Some people have a lot of equity in their properties, so they disperse it into other properties. 

@Thomas W. I borrowed the money from a private individual at a ridiculous interest rate. At the time, it was negative cash flow, as the years gone by, refi, it was one of my better decisions no doubt!
@Thomas W. I would be leary about partnerships. If you found a guy with great systems and a track record in place but has NO cash...I would run... Why doesnt he have cash if he has all the other things in place? Everything wants a partnership until they are actually locked into one....then realize they suck and usually regret it.. Make your own path!

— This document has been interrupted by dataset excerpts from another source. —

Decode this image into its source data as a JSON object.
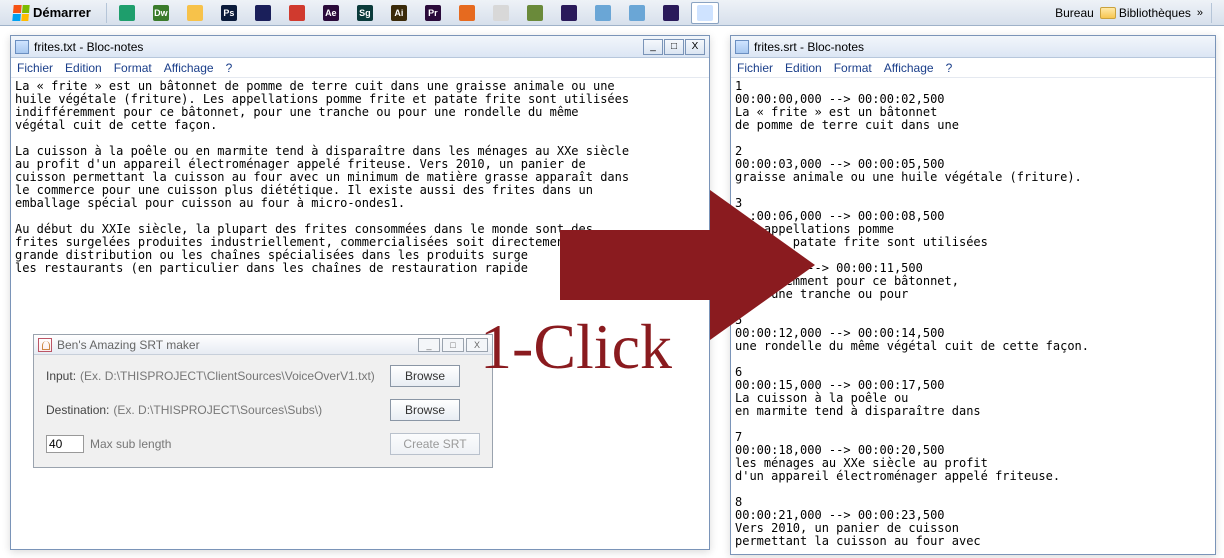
{
  "taskbar": {
    "start_label": "Démarrer",
    "icons": [
      {
        "name": "home-icon",
        "label": "",
        "bg": "#1e9e6c"
      },
      {
        "name": "dw-icon",
        "label": "Dw",
        "bg": "#3a7b2b"
      },
      {
        "name": "explorer-icon",
        "label": "",
        "bg": "#f7c24a"
      },
      {
        "name": "ps-icon",
        "label": "Ps",
        "bg": "#0a1a3a"
      },
      {
        "name": "app-icon-1",
        "label": "",
        "bg": "#1a1f5a"
      },
      {
        "name": "red-icon",
        "label": "",
        "bg": "#d03a2e"
      },
      {
        "name": "ae-icon",
        "label": "Ae",
        "bg": "#2a0a3a"
      },
      {
        "name": "sg-icon",
        "label": "Sg",
        "bg": "#0a3a3a"
      },
      {
        "name": "ai-icon",
        "label": "Ai",
        "bg": "#3a2a0a"
      },
      {
        "name": "pr-icon",
        "label": "Pr",
        "bg": "#2a0a3a"
      },
      {
        "name": "firefox-icon",
        "label": "",
        "bg": "#e66a1f"
      },
      {
        "name": "app-icon-2",
        "label": "",
        "bg": "#d8d8d8"
      },
      {
        "name": "minecraft-icon",
        "label": "",
        "bg": "#6a8a3a"
      },
      {
        "name": "eclipse-icon",
        "label": "",
        "bg": "#2a1a5a"
      },
      {
        "name": "cube-icon",
        "label": "",
        "bg": "#6aa6d6"
      },
      {
        "name": "cube2-icon",
        "label": "",
        "bg": "#6aa6d6"
      },
      {
        "name": "eclipse2-icon",
        "label": "",
        "bg": "#2a1a5a"
      },
      {
        "name": "notepad-task-icon",
        "label": "",
        "bg": "#cfe3ff",
        "active": true
      }
    ],
    "right": {
      "bureau": "Bureau",
      "biblio": "Bibliothèques",
      "chevron": "»"
    }
  },
  "left_window": {
    "title": "frites.txt - Bloc-notes",
    "minimize": "_",
    "maximize": "□",
    "close": "X",
    "menu": [
      "Fichier",
      "Edition",
      "Format",
      "Affichage",
      "?"
    ],
    "text": "La « frite » est un bâtonnet de pomme de terre cuit dans une graisse animale ou une\nhuile végétale (friture). Les appellations pomme frite et patate frite sont utilisées\nindifféremment pour ce bâtonnet, pour une tranche ou pour une rondelle du même\nvégétal cuit de cette façon.\n\nLa cuisson à la poêle ou en marmite tend à disparaître dans les ménages au XXe siècle\nau profit d'un appareil électroménager appelé friteuse. Vers 2010, un panier de\ncuisson permettant la cuisson au four avec un minimum de matière grasse apparaît dans\nle commerce pour une cuisson plus diététique. Il existe aussi des frites dans un\nemballage spécial pour cuisson au four à micro-ondes1.\n\nAu début du XXIe siècle, la plupart des frites consommées dans le monde sont des\nfrites surgelées produites industriellement, commercialisées soit directement dans la\ngrande distribution ou les chaînes spécialisées dans les produits surge\nles restaurants (en particulier dans les chaînes de restauration rapide"
  },
  "mini_app": {
    "title": "Ben's Amazing SRT maker",
    "input_label": "Input:",
    "input_hint": "(Ex. D:\\THISPROJECT\\ClientSources\\VoiceOverV1.txt)",
    "dest_label": "Destination:",
    "dest_hint": "(Ex. D:\\THISPROJECT\\Sources\\Subs\\)",
    "browse_label": "Browse",
    "maxsub_value": "40",
    "maxsub_label": "Max sub length",
    "create_label": "Create SRT",
    "min": "_",
    "max": "□",
    "close": "X"
  },
  "right_window": {
    "title": "frites.srt - Bloc-notes",
    "menu": [
      "Fichier",
      "Edition",
      "Format",
      "Affichage",
      "?"
    ],
    "text": "1\n00:00:00,000 --> 00:00:02,500\nLa « frite » est un bâtonnet\nde pomme de terre cuit dans une\n\n2\n00:00:03,000 --> 00:00:05,500\ngraisse animale ou une huile végétale (friture).\n\n3\n  :00:06,000 --> 00:00:08,500\n    appellations pomme\n        patate frite sont utilisées\n\n     ,000 --> 00:00:11,500\n     éremment pour ce bâtonnet,\n   r une tranche ou pour\n\n5\n00:00:12,000 --> 00:00:14,500\nune rondelle du même végétal cuit de cette façon.\n\n6\n00:00:15,000 --> 00:00:17,500\nLa cuisson à la poêle ou\nen marmite tend à disparaître dans\n\n7\n00:00:18,000 --> 00:00:20,500\nles ménages au XXe siècle au profit\nd'un appareil électroménager appelé friteuse.\n\n8\n00:00:21,000 --> 00:00:23,500\nVers 2010, un panier de cuisson\npermettant la cuisson au four avec"
  },
  "overlay": {
    "label": "1-Click"
  }
}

@Thomas W. I don't know if I can add anything to this thread that hasn't already been stated. On our first rental we used HELOC money for the down payment. Our second investment property was a commercial property that we used family money to purchase. Then we flipped some houses and increased our credit limits with banks for business lines of credit and other credit sources. Then we started to buy undervalued properties, fixed them up, and refinanced using the BRRRR method. This allowed us to increase our growth to 17 last year and 11 so far this year.

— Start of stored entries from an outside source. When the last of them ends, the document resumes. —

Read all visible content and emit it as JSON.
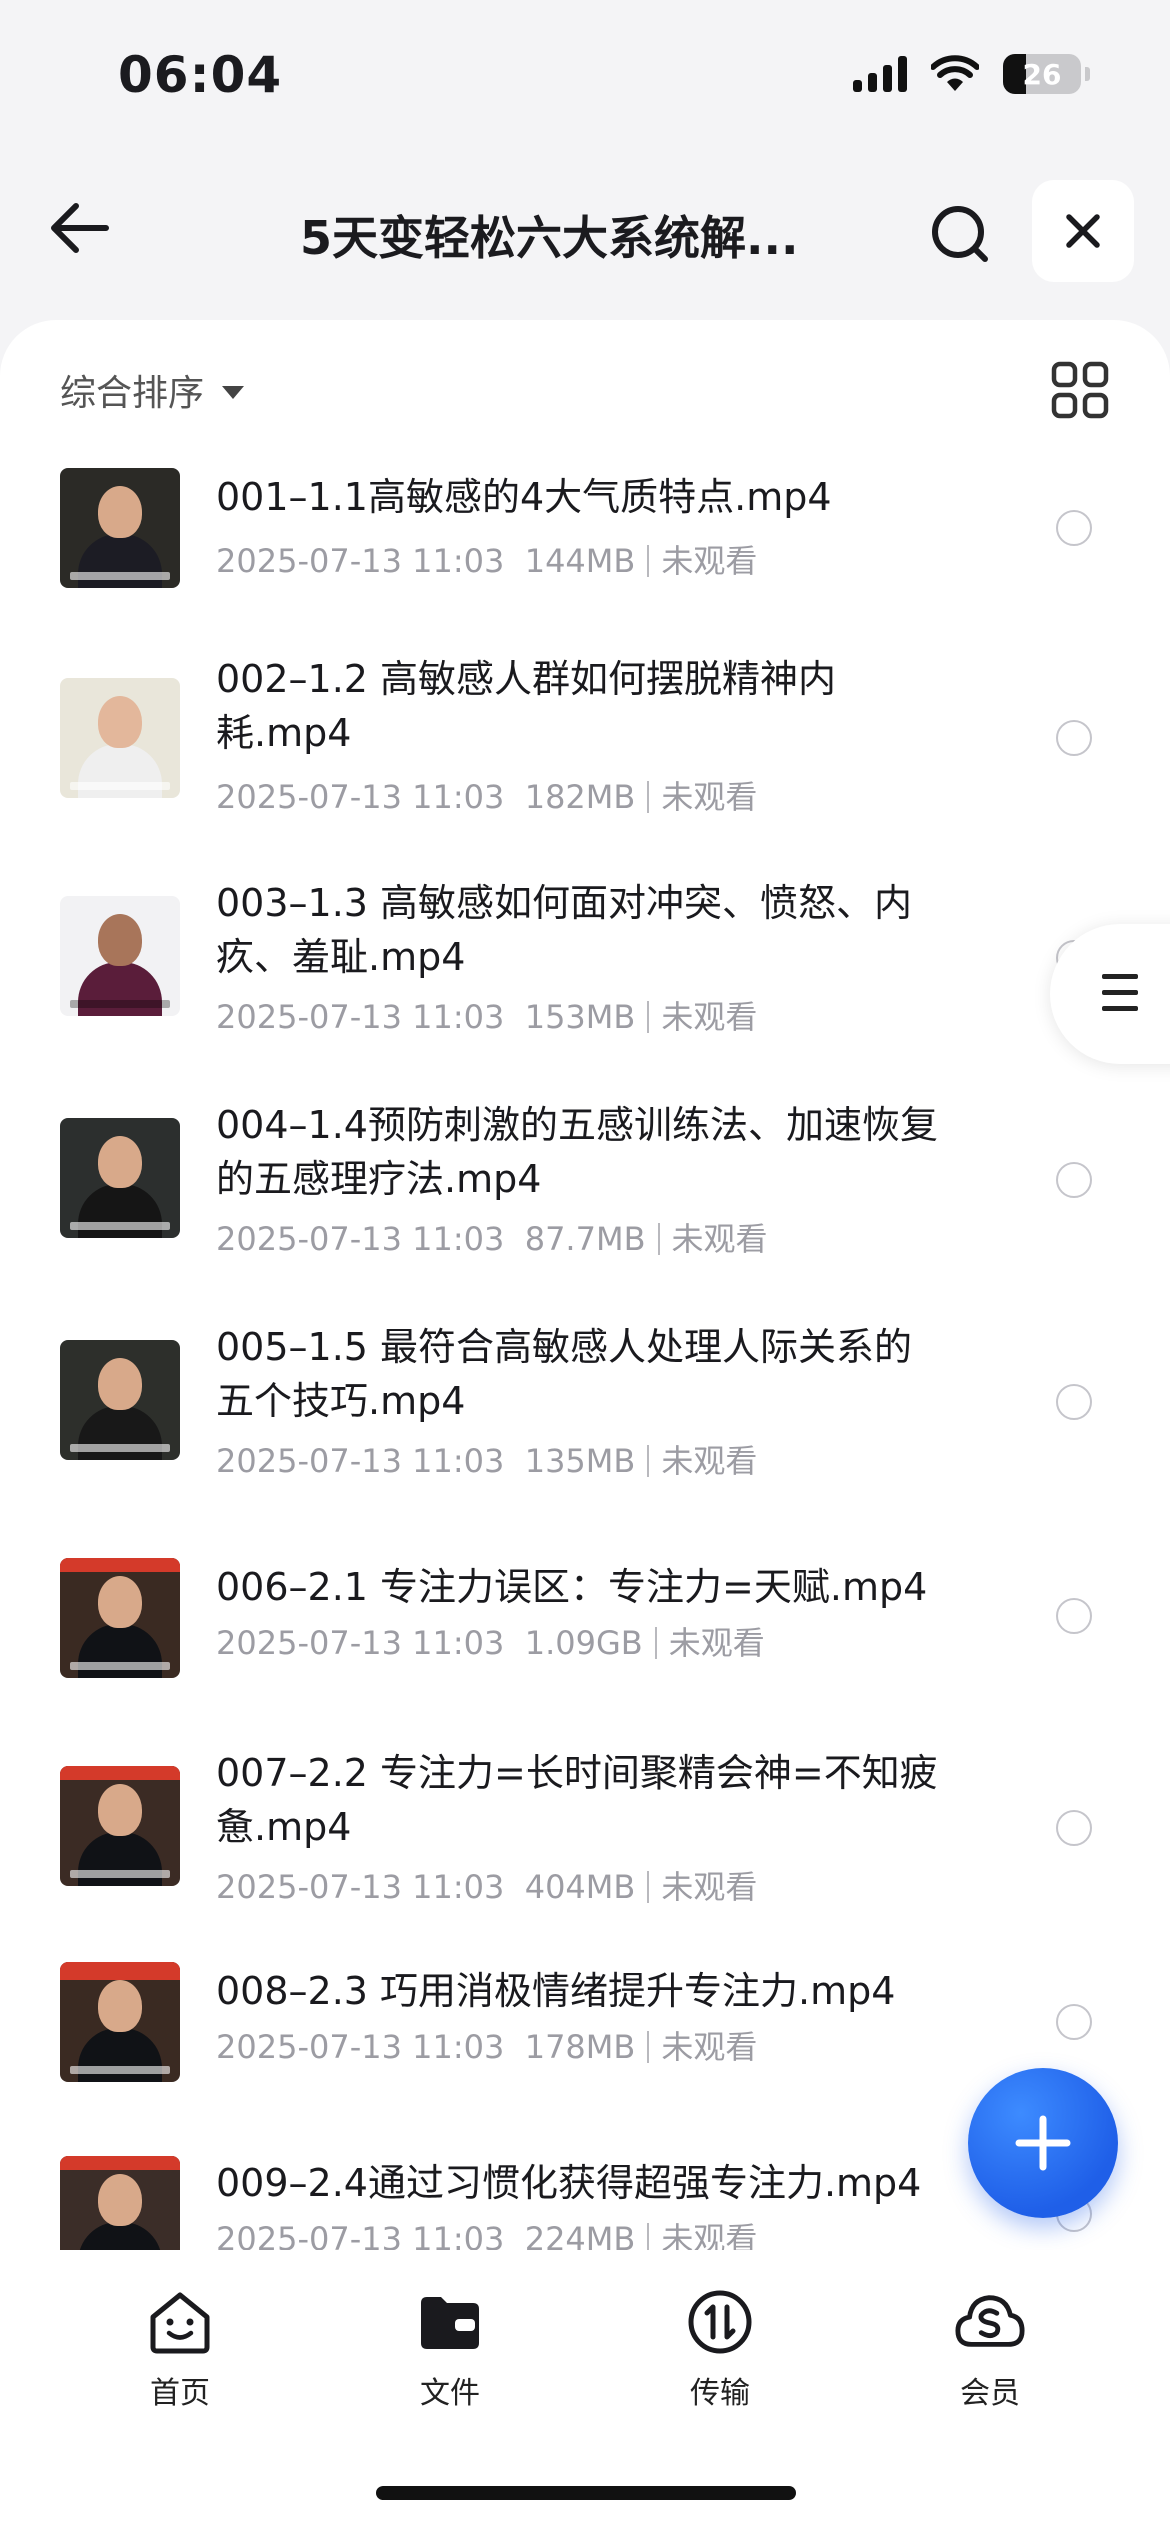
{
  "status": {
    "time": "06:04",
    "battery": "26"
  },
  "nav": {
    "title": "5天变轻松六大系统解..."
  },
  "sort": {
    "label": "综合排序"
  },
  "files": [
    {
      "name": "001–1.1高敏感的4大气质特点.mp4",
      "date": "2025-07-13 11:03",
      "size": "144MB",
      "status": "未观看"
    },
    {
      "name": "002–1.2  高敏感人群如何摆脱精神内耗.mp4",
      "date": "2025-07-13 11:03",
      "size": "182MB",
      "status": "未观看"
    },
    {
      "name": "003–1.3 高敏感如何面对冲突、愤怒、内疚、羞耻.mp4",
      "date": "2025-07-13 11:03",
      "size": "153MB",
      "status": "未观看"
    },
    {
      "name": "004–1.4预防刺激的五感训练法、加速恢复的五感理疗法.mp4",
      "date": "2025-07-13 11:03",
      "size": "87.7MB",
      "status": "未观看"
    },
    {
      "name": "005–1.5 最符合高敏感人处理人际关系的五个技巧.mp4",
      "date": "2025-07-13 11:03",
      "size": "135MB",
      "status": "未观看"
    },
    {
      "name": "006–2.1 专注力误区：专注力=天赋.mp4",
      "date": "2025-07-13 11:03",
      "size": "1.09GB",
      "status": "未观看"
    },
    {
      "name": "007–2.2 专注力=长时间聚精会神=不知疲惫.mp4",
      "date": "2025-07-13 11:03",
      "size": "404MB",
      "status": "未观看"
    },
    {
      "name": "008–2.3 巧用消极情绪提升专注力.mp4",
      "date": "2025-07-13 11:03",
      "size": "178MB",
      "status": "未观看"
    },
    {
      "name": "009–2.4通过习惯化获得超强专注力.mp4",
      "date": "2025-07-13 11:03",
      "size": "224MB",
      "status": "未观看"
    }
  ],
  "tabs": [
    {
      "label": "首页",
      "icon": "smiley-icon"
    },
    {
      "label": "文件",
      "icon": "folder-icon"
    },
    {
      "label": "传输",
      "icon": "transfer-icon"
    },
    {
      "label": "会员",
      "icon": "cloud-s-icon"
    }
  ]
}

I bought my first property SFH 3 years ago before I knew about BiggerPockets, I only knew I wanted to invest in real estate. I lived in it intending to rent it out at some point. 20% down from savings, 15 year @ 3.125% (!). Then, refi to buy current FHA duplex and make repairs. House hacking now. First house covers itself savings-wise, but no cash for me to really keep yet. Will likely sell and get a decent chunk back. I like the idea ( for now) of moving from one FHA house hack to another keeping all properties along the way. So now it's live frugally and save.